The young man is sitting on a Line 2 TTC subway car. He is not wearing a mask, nor is one hanging from his ear or in his lap or within reach. Masked people move to the ends of the car to avoid him.
The woman is wandering around Shoppers Drug Mart as she waits for a prescription. Her mask is pulled down so that it only covers her mouth. No one on staff asks her to pull it up over her nose.
The owner of a hair salon walks freely on every floor without a mask, talking on the phone, on a day when only one customer is booked at a time. The customer is masked. The stylist is double-masked.
Repairmen working hard outdoors cluster on a sidewalk, unmasked, without distancing from people passing by. Pedestrians edge away.
This is just an average day in Toronto in September 2020, seven months after COVID-19 fear became widespread. It is still impossible to go out without encountering people who have consciously decided not to mask. Why has no level of government made mask-wearing mandatory?
The best strategy for anyone worried about illness and death is to never take the TTC — passengers report on social media that they frequently see people, including staff, without masks — only order goods online for home delivery, give up on their hair, and walk out into a street shared with cars.
Some of these decisions are not affordable for some. Others are unsafe. They impose medical risk even on people who have not entered a restaurant or a mall since March. What astonishes me is that wearing a mask is cheap and easy. It is the minimum asked of anyone who leaves their home, and yet some people will not do it — passive aggression at its most manifest.
Others won’t do it even when asked. This doesn’t happen at the LCBO, at least not when I go in to pick up an online order, or even at the much more casual Wine Rack. The nature of the business means that staffers are accustomed to telling drunk or badly behaved customers to leave. “I have developed a backbone,” the brisk young male cashier explains to me when I thank him. “I just tell them they have to wear a mask or they won’t be served.” And they obey, he says.

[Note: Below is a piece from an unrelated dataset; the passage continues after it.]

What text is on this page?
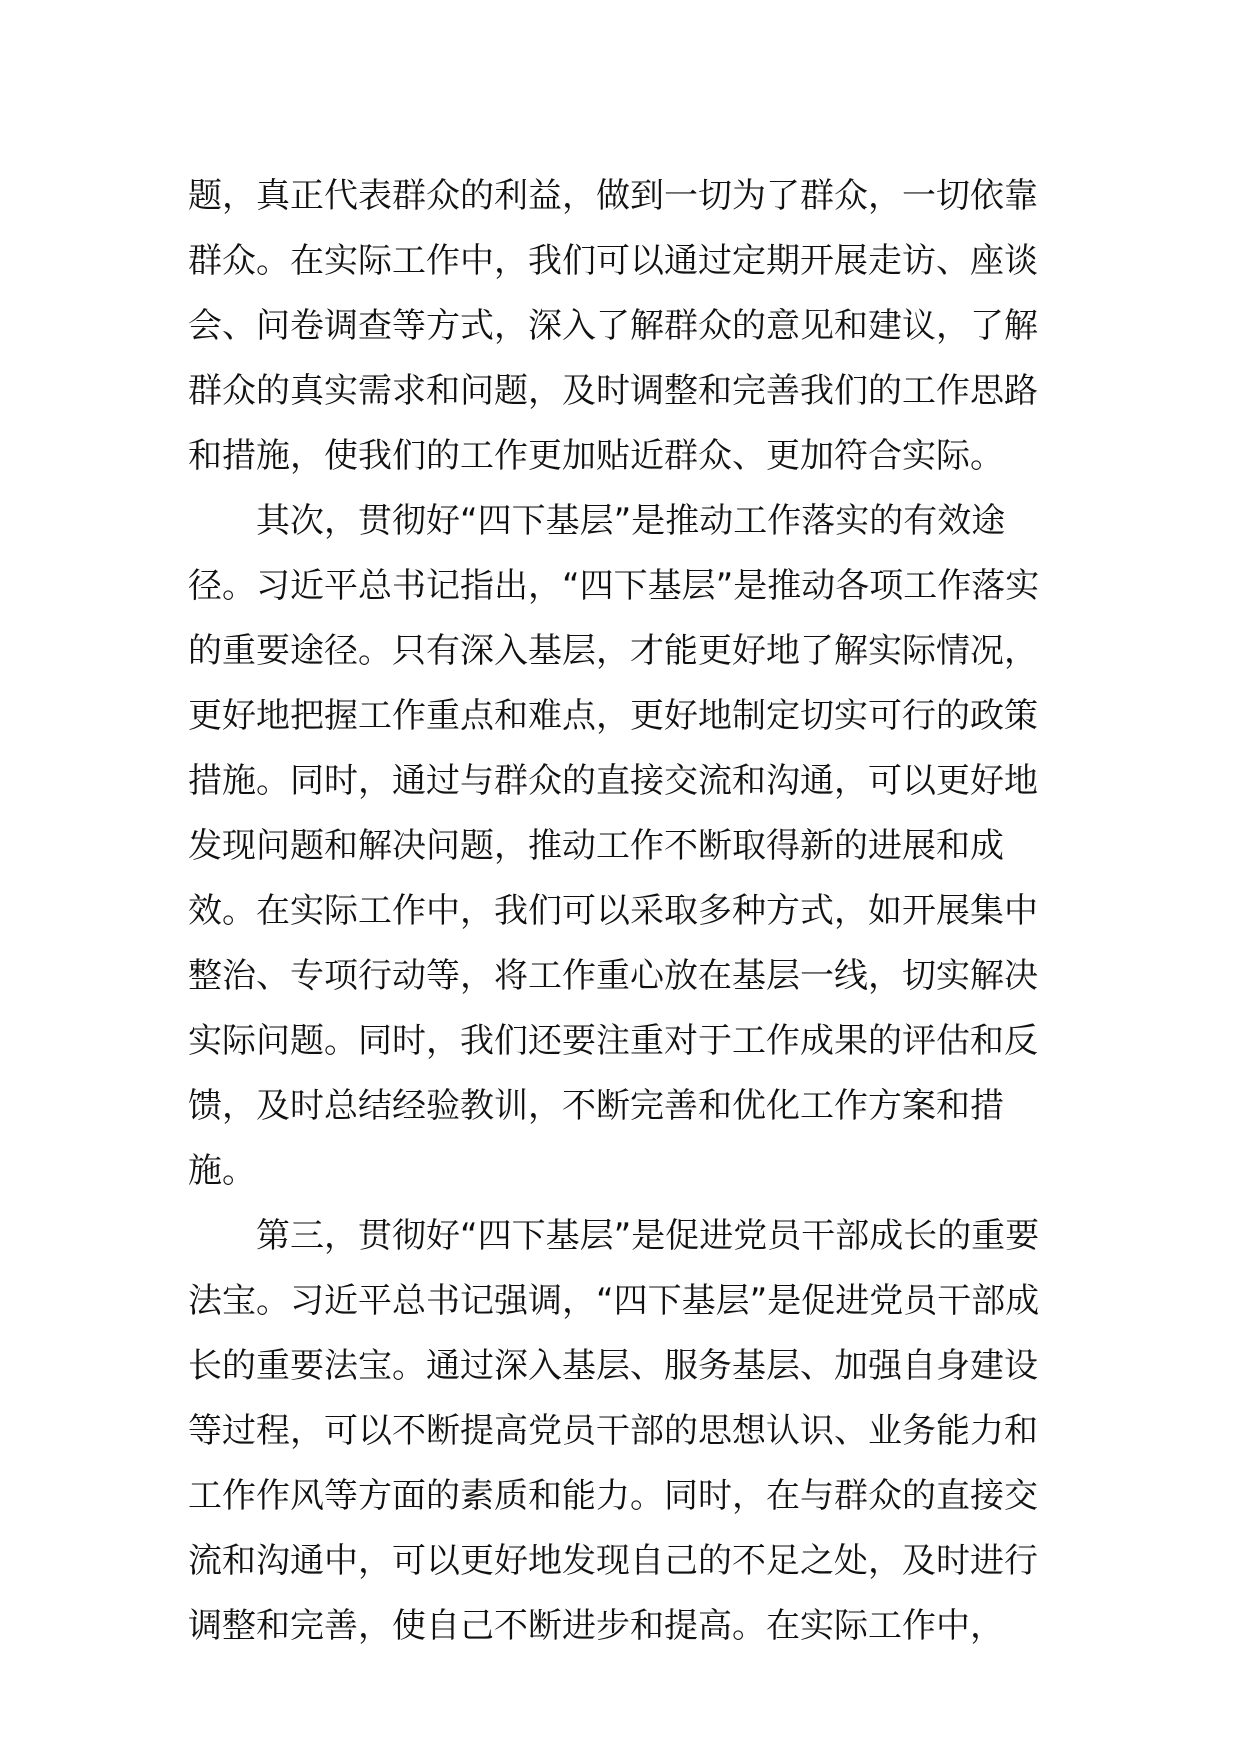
题，真正代表群众的利益，做到一切为了群众，一切依靠群众。在实际工作中，我们可以通过定期开展走访、座谈会、问卷调查等方式，深入了解群众的意见和建议，了解群众的真实需求和问题，及时调整和完善我们的工作思路和措施，使我们的工作更加贴近群众、更加符合实际。

其次，贯彻好“四下基层”是推动工作落实的有效途径。习近平总书记指出，“四下基层”是推动各项工作落实的重要途径。只有深入基层，才能更好地了解实际情况，更好地把握工作重点和难点，更好地制定切实可行的政策措施。同时，通过与群众的直接交流和沟通，可以更好地发现问题和解决问题，推动工作不断取得新的进展和成效。在实际工作中，我们可以采取多种方式，如开展集中整治、专项行动等，将工作重心放在基层一线，切实解决实际问题。同时，我们还要注重对于工作成果的评估和反馈，及时总结经验教训，不断完善和优化工作方案和措施。

第三，贯彻好“四下基层”是促进党员干部成长的重要法宝。习近平总书记强调，“四下基层”是促进党员干部成长的重要法宝。通过深入基层、服务基层、加强自身建设等过程，可以不断提高党员干部的思想认识、业务能力和工作作风等方面的素质和能力。同时，在与群众的直接交流和沟通中，可以更好地发现自己的不足之处，及时进行调整和完善，使自己不断进步和提高。在实际工作中，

It would be pleasant to conclude that Canadian courtesy means that generally, people are reluctant to ask others to mask. I don’t ask because it’s physically dangerous for a woman to make a polite request, though not necessarily more dangerous than being in a closed space with an unmasked person.
What a slap to perfect strangers who have done you no harm. It is rude to put people in a position where they have to ask you to do the easiest thing you could possibly do as COVID-19 cases rise steeply in this gentle, rational, consensus-building nation.

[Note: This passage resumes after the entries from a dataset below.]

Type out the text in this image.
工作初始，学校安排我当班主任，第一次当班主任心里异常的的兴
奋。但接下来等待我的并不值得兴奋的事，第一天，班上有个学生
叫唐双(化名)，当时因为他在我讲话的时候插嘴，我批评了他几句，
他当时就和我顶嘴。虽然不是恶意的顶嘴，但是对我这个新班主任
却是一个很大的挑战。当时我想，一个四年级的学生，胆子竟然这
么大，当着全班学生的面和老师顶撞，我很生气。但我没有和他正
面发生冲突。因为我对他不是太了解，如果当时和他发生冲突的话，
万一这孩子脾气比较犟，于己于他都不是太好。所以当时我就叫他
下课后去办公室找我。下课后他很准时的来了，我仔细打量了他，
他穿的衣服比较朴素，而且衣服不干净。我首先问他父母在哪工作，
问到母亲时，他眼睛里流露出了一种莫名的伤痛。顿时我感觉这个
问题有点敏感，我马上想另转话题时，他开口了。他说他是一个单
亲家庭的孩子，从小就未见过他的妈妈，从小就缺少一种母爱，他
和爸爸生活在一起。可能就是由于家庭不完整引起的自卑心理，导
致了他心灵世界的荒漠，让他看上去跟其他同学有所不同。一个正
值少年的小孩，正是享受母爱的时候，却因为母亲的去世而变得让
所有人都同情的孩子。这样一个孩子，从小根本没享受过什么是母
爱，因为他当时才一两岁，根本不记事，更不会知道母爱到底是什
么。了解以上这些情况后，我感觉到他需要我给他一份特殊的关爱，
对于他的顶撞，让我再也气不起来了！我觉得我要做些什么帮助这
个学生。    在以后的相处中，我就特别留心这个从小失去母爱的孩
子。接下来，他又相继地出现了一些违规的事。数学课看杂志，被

Even Mayor John Tory, who invariably sees us at our best, has successfully begged Premier Doug Ford to , given that one drink makes most people imperturbable. (Last call is now 11 p.m. Strip clubs, which apparently still exist, have been closed completely.) Tory quotes his father, who used to say, “Nothing good ever happens after midnight.”
I have thought about this at length for days. Tory’s dad might just have been doing some teenage goading, unless his son was already 42 at the time, but he was right.
Generally speaking, risky decisions have already been made before midnight; everything else is just follow-through. People who were jerks before midnight will work on their jerkdom with passionate intensity in the small hours of the morning. But I’m talking about sober, blinding-light-of-day Toronto, when we knuckle down and get really polite.
Provincially speaking — and I do mean that — Canada is not even at the point of making it mandatory for people to download the official COVID Alert tracking app, partly because some people don’t own cellphones, or carry them everywhere, or have a cellphone that accepts the app. It’s excusable. But a face mask?
Children wear masks in kindergarten. They don’t like it, but they do it. It’s a basic.
Life’s basics are few. They range widely but begin with the specific and obvious. First comes the morning shower, eating with utensils, keeping a minimal distance in crowds (unmeasured but learned) and saying, “Fine, thanks, how are you?” Up next are laundry particulars, showing up on time, and offering elders your seat. It ends with household dusting standards and car insurance.
Wearing a face mask in public during a pandemic comes before all these stages. It is a lowest common denominator. It is food and shelter, given that shelter means protection from the elements. That means the rougher elements and that means you.
Just put it on. Up a bit. There you are. Was that so hard?